(JTA) — Jeremy Corbyn was hit with an egg while visiting a London mosque, an incident that brought little sympathy from critics of the embattled British Labour Party leader — but an unlikely assist from an Orthodox Jewish first responder.
A 31-year-old man named John Murphy was charged with assault in the episode at the Finsbury Park Mosque on Sunday. Murphy was protesting Corbyn’s stated opposition to Brexit.
Corbyn, uninjured when he was hit from behind, continued on with his planned activities for the annual Visit My Mosque Day. But the incident gave critics a chance to unload yet again on Corbyn, who British Jewish leaders accuse of being an anti-Semite — for sympathizing with anti-Israel causes and Hamas members in the past as well as not doing enough to root out anti-Semites from the party.
Rachel Riley, a Jewish television host, retweeted a comment written in January about an incident involving former British National Party leader Nick Griffin, who was pelted with eggs at a news conference, saying that “I think sound life advice is, if you don’t want eggs thrown at you, don’t be a Nazi.”
Riley added a comment: “Good advice.”
The deputy chairman of the U.K.’s Conservative Party, James Cleverly, posted on Twitter a GIF of a bomb going off with the word “boom.”
But Rabbi Herschel Gluck, the 61-year-old head of London’s Shomrim Jewish security force, wasn’t laughing. Gluck rushed to the scene to comfort Corbyn and implore him to start using security guards for protection.
“The egg wasn’t thrown,” said Gluck, whose approximately 30 Shomrim volunteers have been patrolling heavily Jewish parts of northern London for over a decade. “It was smashed on the back of his head. The perpetrator made physical contact. It was a very serious incident.”
Gluck, a haredi Orthodox Jew who sports a dense white beard and a broad black hat, said he was called to the Finsbury Park Mosque immediately after the incident by Muslim community leaders with whom he works frequently on “issues of mutual concern.”
Corbyn “was very shaken,” Gluck told the Jewish Telegraphic Agency.
“Understandably because this time it was an egg, next time it could be a knife,” the rabbi said. “He has no security. I told him this should change, offered words of comfort and sat down with him for a while to get everything back to an equilibrium. I think he was glad to speak. He seemed genuinely happy to speak to me.”

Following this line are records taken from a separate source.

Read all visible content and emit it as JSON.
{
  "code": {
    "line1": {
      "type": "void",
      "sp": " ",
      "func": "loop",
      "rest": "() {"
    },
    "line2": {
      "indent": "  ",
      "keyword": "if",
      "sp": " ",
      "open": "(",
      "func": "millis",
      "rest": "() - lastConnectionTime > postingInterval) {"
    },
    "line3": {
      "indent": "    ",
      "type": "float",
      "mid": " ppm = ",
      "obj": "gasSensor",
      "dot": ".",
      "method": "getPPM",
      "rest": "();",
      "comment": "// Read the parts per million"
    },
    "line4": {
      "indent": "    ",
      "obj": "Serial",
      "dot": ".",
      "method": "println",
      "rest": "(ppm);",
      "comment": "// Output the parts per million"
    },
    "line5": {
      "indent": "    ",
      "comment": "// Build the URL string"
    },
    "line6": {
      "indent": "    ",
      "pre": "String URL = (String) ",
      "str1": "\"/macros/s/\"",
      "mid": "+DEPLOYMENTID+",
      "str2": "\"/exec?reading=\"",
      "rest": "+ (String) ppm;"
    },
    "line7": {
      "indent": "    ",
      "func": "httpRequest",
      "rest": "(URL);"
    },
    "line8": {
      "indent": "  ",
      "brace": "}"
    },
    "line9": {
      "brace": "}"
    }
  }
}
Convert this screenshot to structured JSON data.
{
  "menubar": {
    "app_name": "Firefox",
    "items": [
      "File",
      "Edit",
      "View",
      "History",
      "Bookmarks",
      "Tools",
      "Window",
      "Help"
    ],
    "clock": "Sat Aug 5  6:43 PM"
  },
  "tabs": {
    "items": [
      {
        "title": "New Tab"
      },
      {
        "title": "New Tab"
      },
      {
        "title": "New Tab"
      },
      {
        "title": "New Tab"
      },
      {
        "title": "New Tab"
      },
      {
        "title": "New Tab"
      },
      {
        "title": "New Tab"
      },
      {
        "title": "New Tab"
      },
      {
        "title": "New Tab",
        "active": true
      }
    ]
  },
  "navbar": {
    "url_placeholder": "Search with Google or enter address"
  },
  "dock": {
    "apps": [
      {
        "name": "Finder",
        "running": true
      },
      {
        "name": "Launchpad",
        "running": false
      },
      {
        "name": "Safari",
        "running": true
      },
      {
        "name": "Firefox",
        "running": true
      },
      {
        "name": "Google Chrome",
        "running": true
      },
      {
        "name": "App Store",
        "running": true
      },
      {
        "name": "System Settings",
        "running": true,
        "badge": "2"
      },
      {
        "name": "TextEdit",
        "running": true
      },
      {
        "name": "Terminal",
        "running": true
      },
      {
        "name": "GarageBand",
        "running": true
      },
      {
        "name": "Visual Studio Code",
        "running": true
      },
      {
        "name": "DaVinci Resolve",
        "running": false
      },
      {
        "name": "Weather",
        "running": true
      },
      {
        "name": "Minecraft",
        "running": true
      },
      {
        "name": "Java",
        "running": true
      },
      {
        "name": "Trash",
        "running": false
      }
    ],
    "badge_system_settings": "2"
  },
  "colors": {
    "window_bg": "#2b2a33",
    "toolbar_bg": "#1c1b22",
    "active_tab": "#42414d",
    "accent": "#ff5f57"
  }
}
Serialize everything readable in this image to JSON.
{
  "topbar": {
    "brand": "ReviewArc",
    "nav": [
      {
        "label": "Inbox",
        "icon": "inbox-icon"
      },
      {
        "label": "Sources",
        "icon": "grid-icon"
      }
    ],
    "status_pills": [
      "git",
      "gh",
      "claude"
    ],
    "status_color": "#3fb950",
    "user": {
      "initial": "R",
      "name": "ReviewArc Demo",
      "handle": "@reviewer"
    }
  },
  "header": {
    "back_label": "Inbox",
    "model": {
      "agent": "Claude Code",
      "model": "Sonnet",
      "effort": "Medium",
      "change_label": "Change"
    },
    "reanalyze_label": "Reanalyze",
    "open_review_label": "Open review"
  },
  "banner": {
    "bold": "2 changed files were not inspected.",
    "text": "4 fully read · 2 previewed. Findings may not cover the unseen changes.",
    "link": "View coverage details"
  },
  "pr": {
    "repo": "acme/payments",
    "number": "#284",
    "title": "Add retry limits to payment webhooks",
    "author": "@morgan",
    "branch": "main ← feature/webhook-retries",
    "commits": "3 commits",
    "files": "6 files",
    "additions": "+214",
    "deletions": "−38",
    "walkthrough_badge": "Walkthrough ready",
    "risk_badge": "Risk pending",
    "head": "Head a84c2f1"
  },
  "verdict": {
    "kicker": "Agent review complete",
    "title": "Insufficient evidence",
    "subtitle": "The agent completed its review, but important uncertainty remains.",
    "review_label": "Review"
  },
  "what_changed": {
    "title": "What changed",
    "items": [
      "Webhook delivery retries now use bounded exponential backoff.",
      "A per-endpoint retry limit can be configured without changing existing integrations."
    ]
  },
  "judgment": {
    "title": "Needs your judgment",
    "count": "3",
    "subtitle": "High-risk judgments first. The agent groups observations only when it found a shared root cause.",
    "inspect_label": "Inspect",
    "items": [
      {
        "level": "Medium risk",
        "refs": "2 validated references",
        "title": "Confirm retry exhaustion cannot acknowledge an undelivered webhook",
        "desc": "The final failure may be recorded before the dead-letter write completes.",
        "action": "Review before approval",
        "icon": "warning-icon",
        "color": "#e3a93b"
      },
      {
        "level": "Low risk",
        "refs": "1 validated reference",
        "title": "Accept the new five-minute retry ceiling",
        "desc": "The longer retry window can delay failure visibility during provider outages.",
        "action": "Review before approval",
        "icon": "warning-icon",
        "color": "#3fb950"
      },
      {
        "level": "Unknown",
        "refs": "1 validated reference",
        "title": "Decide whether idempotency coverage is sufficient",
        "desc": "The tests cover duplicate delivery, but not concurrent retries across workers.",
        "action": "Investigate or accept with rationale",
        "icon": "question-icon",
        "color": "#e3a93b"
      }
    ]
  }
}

The mosque in question is a sensitive location: In 2017, a far-right terrorist drove his truck into a crowd of people outside the building, killing one person. The incident happened one year after another Labour politician, Jo Cox, was murdered in Liverpool by a far-right extremist ahead of the Brexit vote.
“Especially against this background, the incident involving Mr. Corbyn cannot be taken lightly, no matter what one thinks of his views or positions,” Gluck said.
Gluck was knighted in 2013 for his interfaith work with Muslims and Christians, and has served as a mediator for the Next Century Foundation in international conflicts including Sudan and the Balkans. He said he understands why some British Jews even after the incident don’t have a lot sympathy for Corbyn.
The Labour leader in 2009 invited Hamas and Hezbollah representatives to the British Parliament, calling them his “friends.” He has repeatedly called for boycotting Israel and in 2013 defended an anti-Semitic mural. In 2014, Corbyn placed a wreath on a monument for Palestinian terrorists who murdered 11 Israeli athletes and coaches at the Munich Olympic Games. And in 2015, he said that British-born “Zionists” don’t understand English irony.
Corbyn has dismissed suggestions that his leadership of Labour since 2015 has turned the party from what once was the political home of British Jews to a movement in which thousands of cases of anti-Semitic rhetoric are recorded each year.
As for Gluck, he says he does not think that Corbyn “is responsible for anti-Semitic rhetoric in Labour.”
“I think Mr. Corbyn could and should do more to stop it,” the rabbi said. “But I don’t think he is causing the anti-Semitism.”
Still, none of that crossed Gluck’s mind when he showed up on the scene.
“My concern, my training and my goal was trying to help a person in need, which is what Shomrim is all about,” he said.
His organization handles cases mostly involving non-Jewish victims, Gluck said. There are hundreds each month, typically involving break-ins and street violence. His volunteers are unarmed and work 24/7.
“Politics doesn’t even enter how we respond to violence and human distress,” Gluck said. “All the politics, that all happens later.”